For point of reference, the first two lines of the original prose version reads: WHEN the heart is hard and parched up, come upon me with a shower of mercy. / When grace is lost from life, come with burst of song.

Chabria notes that she was first encouraged to publish an excerpt as an erasure poem, but she felt that particular form did not apply “for mine is a tribute.” Great poems, she says, often serve as a spark or inspiration for another poet. She was not attempting to update Tagore either, for the original meditations still contain their fire for her and for us, as anyone turning to the text reproduced in the back of this book can instantly see and feel for themselves. The rhythms, images and moods shift throughout the course of Tagore’s Gitanjali, moving through joy and shame, anticipation and longing, darkness and light. As the sequence nears its close, an awareness of death holds more and more of the poet’s attention. In the revisioned songs of Sing of Life, images and phrases are distilled, sometimes reorganized, and visually spread across the page (each poem contains two sections, with the first sentences offered in verse form and the final sentence strung out across several lines). One senses that Chabria has listened closely, carefully, so her responses may honour the elements that seem most essential, highlighting their beauty and emotional depth.

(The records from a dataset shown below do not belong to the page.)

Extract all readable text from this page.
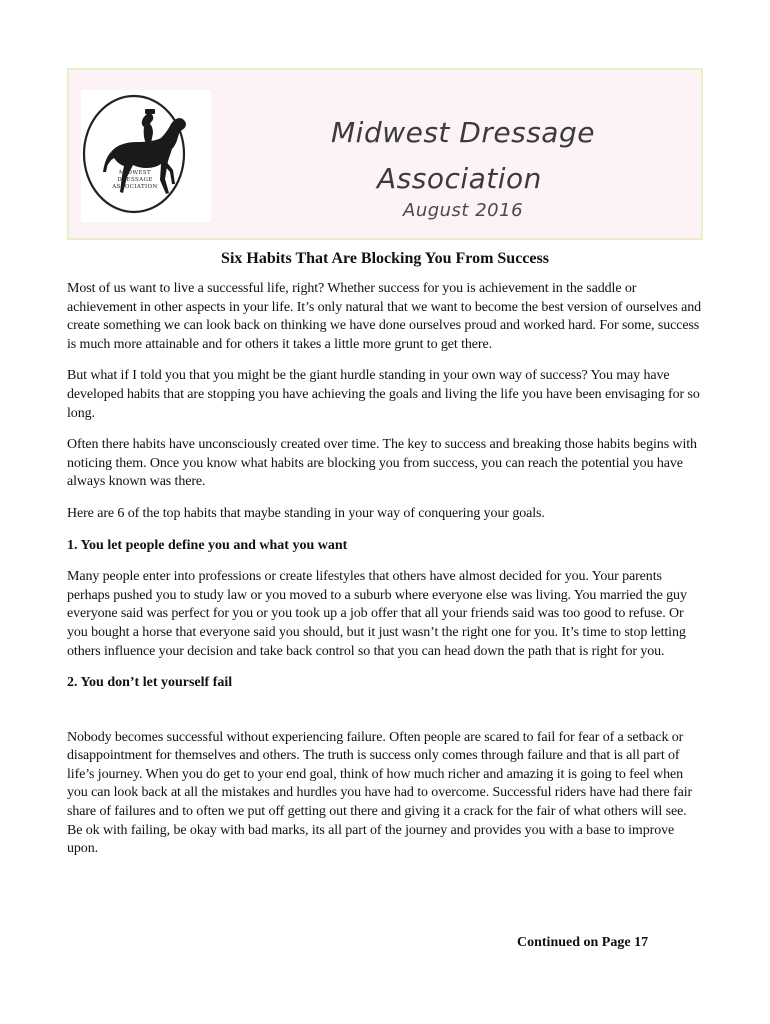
MIDWEST
DRESSAGE
ASSOCIATION
Midwest Dressage
Association
August 2016
Six Habits That Are Blocking You From Success

Most of us want to live a successful life, right? Whether success for you is achievement in the saddle or achievement in other aspects in your life. It’s only natural that we want to become the best version of ourselves and create something we can look back on thinking we have done ourselves proud and worked hard. For some, success is much more attainable and for others it takes a little more grunt to get there.

But what if I told you that you might be the giant hurdle standing in your own way of success? You may have developed habits that are stopping you have achieving the goals and living the life you have been envisaging for so long.

Often there habits have unconsciously created over time. The key to success and breaking those habits begins with noticing them. Once you know what habits are blocking you from success, you can reach the potential you have always known was there.

Here are 6 of the top habits that maybe standing in your way of conquering your goals.

1. You let people define you and what you want

Many people enter into professions or create lifestyles that others have almost decided for you. Your parents perhaps pushed you to study law or you moved to a suburb where everyone else was living. You married the guy everyone said was perfect for you or you took up a job offer that all your friends said was too good to refuse. Or you bought a horse that everyone said you should, but it just wasn’t the right one for you. It’s time to stop letting others influence your decision and take back control so that you can head down the path that is right for you.

2. You don’t let yourself fail

Nobody becomes successful without experiencing failure. Often people are scared to fail for fear of a setback or disappointment for themselves and others. The truth is success only comes through failure and that is all part of life’s journey. When you do get to your end goal, think of how much richer and amazing it is going to feel when you can look back at all the mistakes and hurdles you have had to overcome. Successful riders have had there fair share of failures and to often we put off getting out there and giving it a crack for the fair of what others will see. Be ok with failing, be okay with bad marks, its all part of the journey and provides you with a base to improve upon.

Continued on Page 17
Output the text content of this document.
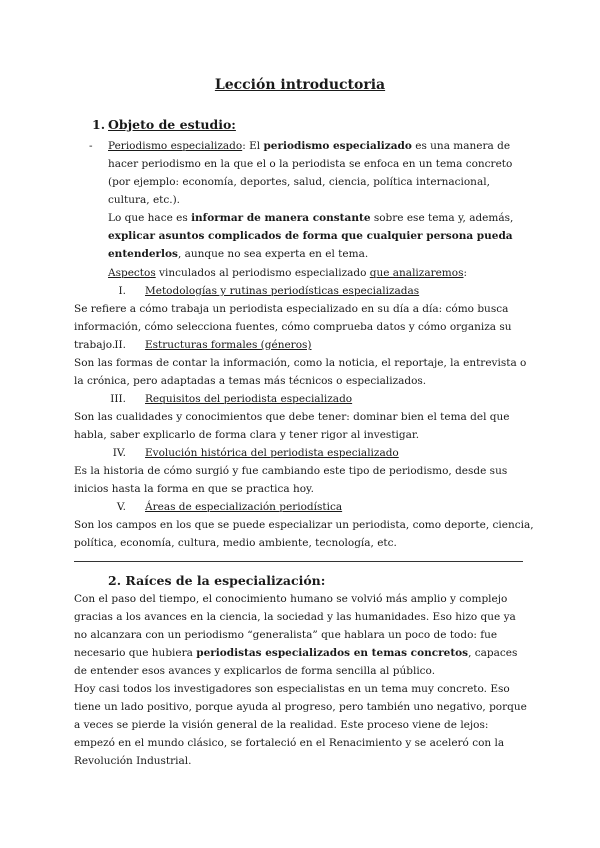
Lección introductoria
1. Objeto de estudio:
- Periodismo especializado: El periodismo especializado es una manera de hacer periodismo en la que el o la periodista se enfoca en un tema concreto (por ejemplo: economía, deportes, salud, ciencia, política internacional, cultura, etc.).

Lo que hace es informar de manera constante sobre ese tema y, además, explicar asuntos complicados de forma que cualquier persona pueda entenderlos, aunque no sea experta en el tema.

Aspectos vinculados al periodismo especializado que analizaremos:
I. Metodologías y rutinas periodísticas especializadas
Se refiere a cómo trabaja un periodista especializado en su día a día: cómo busca información, cómo selecciona fuentes, cómo comprueba datos y cómo organiza su trabajo. II. Estructuras formales (géneros)
Son las formas de contar la información, como la noticia, el reportaje, la entrevista o la crónica, pero adaptadas a temas más técnicos o especializados.
III. Requisitos del periodista especializado
Son las cualidades y conocimientos que debe tener: dominar bien el tema del que habla, saber explicarlo de forma clara y tener rigor al investigar.
IV. Evolución histórica del periodista especializado
Es la historia de cómo surgió y fue cambiando este tipo de periodismo, desde sus inicios hasta la forma en que se practica hoy.
V. Áreas de especialización periodística
Son los campos en los que se puede especializar un periodista, como deporte, ciencia, política, economía, cultura, medio ambiente, tecnología, etc.
2. Raíces de la especialización:

Con el paso del tiempo, el conocimiento humano se volvió más amplio y complejo gracias a los avances en la ciencia, la sociedad y las humanidades. Eso hizo que ya no alcanzara con un periodismo “generalista” que hablara un poco de todo: fue necesario que hubiera periodistas especializados en temas concretos, capaces de entender esos avances y explicarlos de forma sencilla al público.

Hoy casi todos los investigadores son especialistas en un tema muy concreto. Eso tiene un lado positivo, porque ayuda al progreso, pero también uno negativo, porque a veces se pierde la visión general de la realidad. Este proceso viene de lejos: empezó en el mundo clásico, se fortaleció en el Renacimiento y se aceleró con la Revolución Industrial.
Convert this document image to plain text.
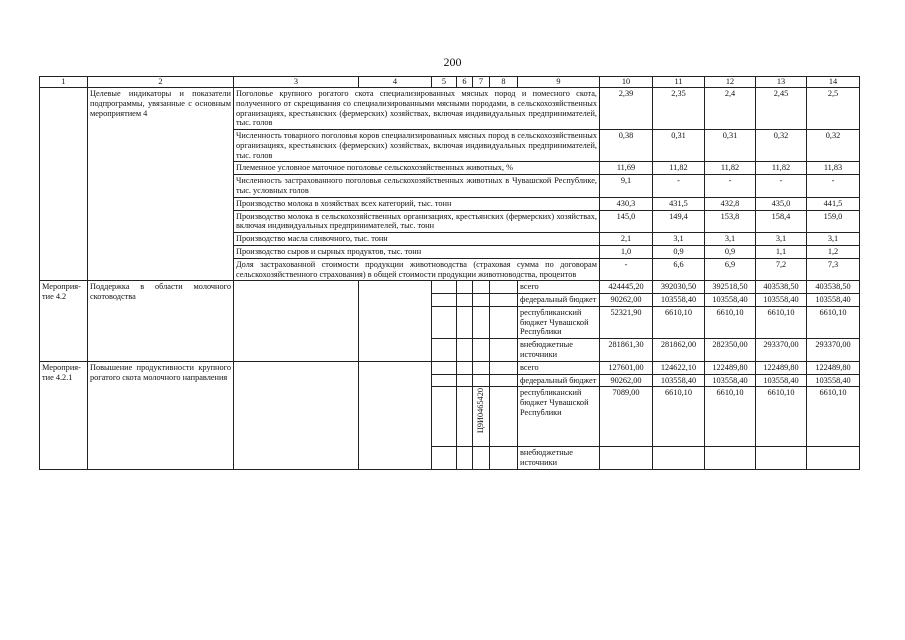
200
1	2	3	4	5	6	7	8	9	10	11	12	13	14
	Целевые индикаторы и показатели подпрограммы, увязанные с основным мероприятием 4	Поголовье крупного рогатого скота специализированных мясных пород и помесного скота, полученного от скрещивания со специализированными мясными породами, в сельскохозяйственных организациях, крестьянских (фермерских) хозяйствах, включая индивидуальных предпринимателей, тыс. голов							2,39	2,35	2,4	2,45	2,5
		Численность товарного поголовья коров специализированных мясных пород в сельскохозяйственных организациях, крестьянских (фермерских) хозяйствах, включая индивидуальных предпринимателей, тыс. голов							0,38	0,31	0,31	0,32	0,32
		Племенное условное маточное поголовье сельскохозяйственных животных, %							11,69	11,82	11,82	11,82	11,83
		Численность застрахованного поголовья сельскохозяйственных животных в Чувашской Республике, тыс. условных голов							9,1	-	-	-	-
		Производство молока в хозяйствах всех категорий, тыс. тонн							430,3	431,5	432,8	435,0	441,5
		Производство молока в сельскохозяйственных организациях, крестьянских (фермерских) хозяйствах, включая индивидуальных предпринимателей, тыс. тонн							145,0	149,4	153,8	158,4	159,0
		Производство масла сливочного, тыс. тонн							2,1	3,1	3,1	3,1	3,1
		Производство сыров и сырных продуктов, тыс. тонн							1,0	0,9	0,9	1,1	1,2
		Доля застрахованной стоимости продукции животноводства (страховая сумма по договорам сельскохозяйственного страхования) в общей стоимости продукции животноводства, процентов							-	6,6	6,9	7,2	7,3
Мероприятие 4.2	Поддержка в области молочного скотоводства							всего	424445,20	392030,50	392518,50	403538,50	403538,50
								федеральный бюджет	90262,00	103558,40	103558,40	103558,40	103558,40
								республиканский бюджет Чувашской Республики	52321,90	6610,10	6610,10	6610,10	6610,10
								внебюджетные источники	281861,30	281862,00	282350,00	293370,00	293370,00
Мероприятие 4.2.1	Повышение продуктивности крупного рогатого скота молочного направления							всего	127601,00	124622,10	122489,80	122489,80	122489,80
								федеральный бюджет	90262,00	103558,40	103558,40	103558,40	103558,40
						Ц9И0465420		республиканский бюджет Чувашской Республики	7089,00	6610,10	6610,10	6610,10	6610,10
								внебюджетные источники					
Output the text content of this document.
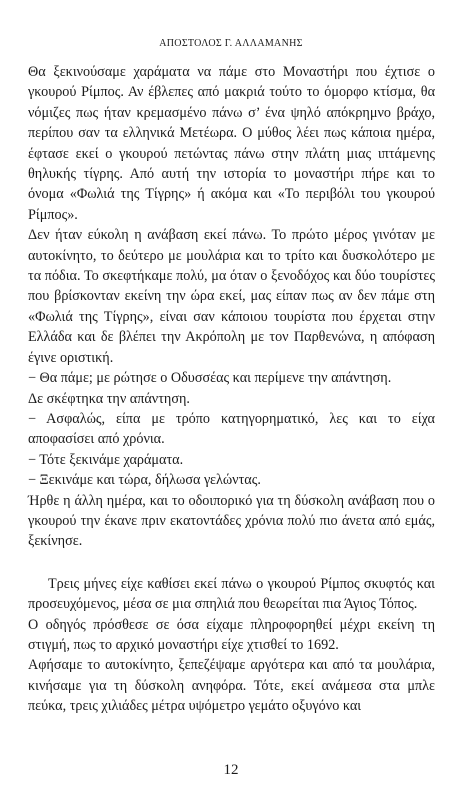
ΑΠΟΣΤΟΛΟΣ Γ. ΑΛΛΑΜΑΝΗΣ

Θα ξεκινούσαμε χαράματα να πάμε στο Μοναστήρι που έχτισε ο γκουρού Ρίμπος. Αν έβλεπες από μακριά τούτο το όμορφο κτίσμα, θα νόμιζες πως ήταν κρεμασμένο πάνω σ’ ένα ψηλό απόκρημνο βράχο, περίπου σαν τα ελληνικά Μετέωρα. Ο μύθος λέει πως κάποια ημέρα, έφτασε εκεί ο γκουρού πετώντας πάνω στην πλάτη μιας ιπτάμενης θηλυκής τίγρης. Από αυτή την ιστορία το μοναστήρι πήρε και το όνομα «Φωλιά της Τίγρης» ή ακόμα και «Το περιβόλι του γκουρού Ρίμπος».

Δεν ήταν εύκολη η ανάβαση εκεί πάνω. Το πρώτο μέρος γινόταν με αυτοκίνητο, το δεύτερο με μουλάρια και το τρίτο και δυσκολότερο με τα πόδια. Το σκεφτήκαμε πολύ, μα όταν ο ξενοδόχος και δύο τουρίστες που βρίσκονταν εκείνη την ώρα εκεί, μας είπαν πως αν δεν πάμε στη «Φωλιά της Τίγρης», είναι σαν κάποιου τουρίστα που έρχεται στην Ελλάδα και δε βλέπει την Ακρόπολη με τον Παρθενώνα, η απόφαση έγινε οριστική.

− Θα πάμε; με ρώτησε ο Οδυσσέας και περίμενε την απάντηση.

Δε σκέφτηκα την απάντηση.

− Ασφαλώς, είπα με τρόπο κατηγορηματικό, λες και το είχα αποφασίσει από χρόνια.

− Τότε ξεκινάμε χαράματα.

− Ξεκινάμε και τώρα, δήλωσα γελώντας.

Ήρθε η άλλη ημέρα, και το οδοιπορικό για τη δύσκολη ανάβαση που ο γκουρού την έκανε πριν εκατοντάδες χρόνια πολύ πιο άνετα από εμάς, ξεκίνησε.

Τρεις μήνες είχε καθίσει εκεί πάνω ο γκουρού Ρίμπος σκυφτός και προσευχόμενος, μέσα σε μια σπηλιά που θεωρείται πια Άγιος Τόπος.

Ο οδηγός πρόσθεσε σε όσα είχαμε πληροφορηθεί μέχρι εκείνη τη στιγμή, πως το αρχικό μοναστήρι είχε χτισθεί το 1692.

Αφήσαμε το αυτοκίνητο, ξεπεζέψαμε αργότερα και από τα μουλάρια, κινήσαμε για τη δύσκολη ανηφόρα. Τότε, εκεί ανάμεσα στα μπλε πεύκα, τρεις χιλιάδες μέτρα υψόμετρο γεμάτο οξυγόνο και

12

Ever the mark of rewarding read, my copy of Priya’s latest book is now decorated with notes and sprouting coloured tabs. As a friend, her voice accompanied through my reading (and I resisted watching one of the readings or interviews she has recorded—many available on YouTube) before gathering my thoughts here. I have never known her to engage with any subject, be it over coffee or in the pages of her own books, without a passionate and heartfelt intensity (Yeats was wrong in this regard, by the way, sometimes the best are filled with a passionate intensity). With Sing of Life, this singular energy again comes through, pulling the reader into a double-stranded engagement with Tagore’s classic work. As today’s poet invites you in to her own essential revisioning of these rich prose pieces, be it for the first or the fiftieth time, where the encounter takes you—perhaps back to the original and forward again, or on some other tangent altogether—is your journey.

Sing of Life: Revisioning Tagore’s Gitanjali by Priya Sarukkai Chabria is published by Context, an imprint of Westland Publications in India, and widely available internationally.